In an entire New York Times article devoted to the often violent “antifa” movement, which calls for the end of capitalism and the dismantling of police forces, “far left” wasn’t mentioned once. The media as a whole, in covering European and American politics, uses the term “far-left” much less than “far right.” Conservatives, understanding that the media’s composed mostly of liberals, understand the reason for this discrepancy. Liberals, on the other hand, probably barely notice it.

Europe’s far right is finding ways to rebrand itself as being much closer to the “center-right” than what former French far-right leader Jean-Marie Le Pen’s National Front party represented in back in 2002 when he made it to the second round of his nation's presidential election. Italian PM Giorgia Meloni’s excelling at this repositioning effort despite the media frenzy surrounding her election in 2020, with news outfits such as NPR, BBC, ABC News, The Guardian, NBC News, and CNN referring to her and her party as “far right.” It was as if Attila the Hun had just moved into the Chigi Palace, but that's not how it turned out. Meloni’s strong performance as host of the recent G-7 summit showed that she's become a major power broker in Europe, as well the head of a stable Italian government, which wasn’t the case before Melonic took office. 

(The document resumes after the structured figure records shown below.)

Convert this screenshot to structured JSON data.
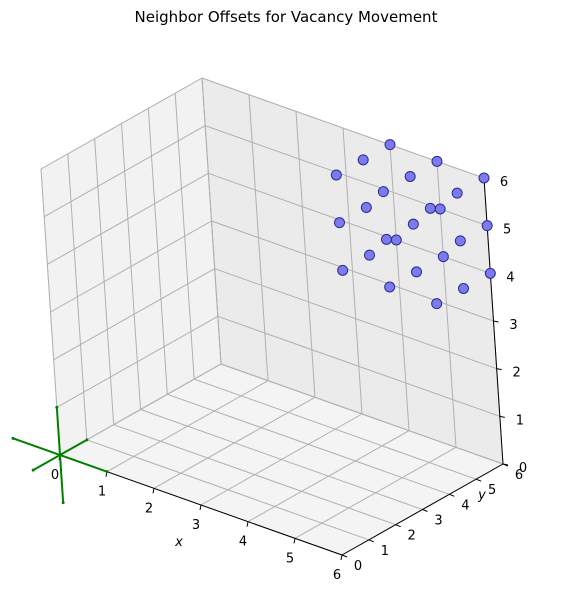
{
  "chart_data": {
    "type": "scatter",
    "projection": "3d",
    "title": "Neighbor Offsets for Vacancy Movement",
    "xlabel": "x",
    "ylabel": "y",
    "zlabel": "",
    "xlim": [
      0,
      6
    ],
    "ylim": [
      0,
      6
    ],
    "zlim": [
      0,
      6
    ],
    "xticks": [
      "0",
      "1",
      "2",
      "3",
      "4",
      "5",
      "6"
    ],
    "yticks": [
      "0",
      "1",
      "2",
      "3",
      "4",
      "5",
      "6"
    ],
    "zticks": [
      "0",
      "1",
      "2",
      "3",
      "4",
      "5",
      "6"
    ],
    "grid": true,
    "marker_color": "#7b7bef",
    "marker_edge": "#2b2b8f",
    "origin_axes_color": "#008000",
    "origin_axes": [
      {
        "from": [
          -1,
          0,
          0
        ],
        "to": [
          1,
          0,
          0
        ]
      },
      {
        "from": [
          0,
          -1,
          0
        ],
        "to": [
          0,
          1,
          0
        ]
      },
      {
        "from": [
          0,
          0,
          -1
        ],
        "to": [
          0,
          0,
          1
        ]
      }
    ],
    "points": [
      {
        "x": 4,
        "y": 4,
        "z": 4
      },
      {
        "x": 4,
        "y": 4,
        "z": 6
      },
      {
        "x": 4,
        "y": 6,
        "z": 4
      },
      {
        "x": 4,
        "y": 6,
        "z": 6
      },
      {
        "x": 6,
        "y": 4,
        "z": 4
      },
      {
        "x": 6,
        "y": 4,
        "z": 6
      },
      {
        "x": 6,
        "y": 6,
        "z": 4
      },
      {
        "x": 6,
        "y": 6,
        "z": 6
      },
      {
        "x": 5,
        "y": 5,
        "z": 5
      },
      {
        "x": 5,
        "y": 4,
        "z": 5
      },
      {
        "x": 5,
        "y": 6,
        "z": 5
      },
      {
        "x": 4,
        "y": 5,
        "z": 5
      },
      {
        "x": 6,
        "y": 5,
        "z": 5
      },
      {
        "x": 5,
        "y": 5,
        "z": 4
      },
      {
        "x": 5,
        "y": 5,
        "z": 6
      },
      {
        "x": 4,
        "y": 5,
        "z": 4
      },
      {
        "x": 4,
        "y": 5,
        "z": 6
      },
      {
        "x": 6,
        "y": 5,
        "z": 4
      },
      {
        "x": 6,
        "y": 5,
        "z": 6
      },
      {
        "x": 5,
        "y": 4,
        "z": 4
      },
      {
        "x": 5,
        "y": 4,
        "z": 6
      },
      {
        "x": 5,
        "y": 6,
        "z": 4
      },
      {
        "x": 5,
        "y": 6,
        "z": 6
      },
      {
        "x": 4,
        "y": 4,
        "z": 5
      },
      {
        "x": 6,
        "y": 6,
        "z": 5
      }
    ]
  }
}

Meloni's successful way of governing, blending right-wing culture war stances with mainstream foreign and economic policies, straddling the nativist voters and pro-business conservative voters, provides a roadmap for how European “far right” parties can continue to move towards the center, gaining power. One key moderating move Meloni made was to cut against the far-right grain in not supporting Putin while calling for aid to Ukraine.

The far right has always been vulnerable to allegations of racism and anti-Semitism, a point echoed by Humza Yousef, the failed former first minister of Scotland who once tweeted, “Far right populism is driven by hatred of Muslims.” This argument mirrors the voices of the many American progressives who say similar things about those pushing back against the kind of mass, uncontrolled immigration this nation’s now experiencing. But fewer and fewer Europeans are convinced by such unnuanced rhetoric in light of Europe's general inability to successfully integrate their many Muslim immigrants into their societies.

Mass immigration is a separate issue from immigration in general; opposing the former, which presents a high risk of destabilization, does not make one an immigration-hating, Stephen Miller-type racist.

While Meloni and her party tallied impressive results, the recent elections announced the arrival of a new right-wing political star. Marine Le Pen’s handpicked protege to lead her National Rally Party, Jordan Bardella, stunned the nation—and the world—by humiliating Emmanuel Macron, pulling in twice as many votes as the French president’s centrist party. Bardella, a slick, TikTok-savvy politician, could become the next French prime minister if Macron loses his gamble in calling the upcoming snap election, which Bardella baited him into doing.

Meloni’s party, Brothers of Italy, doubled its representation in the European Parliament, and the far-right Alternative for Germany party surged past Chancellor Olaf Scholz’s Social Democrats. It was a very bad election for the left, which has looked increasingly out of touch. At this rate, it may not be long before the European far right is referred to simply as the “right.”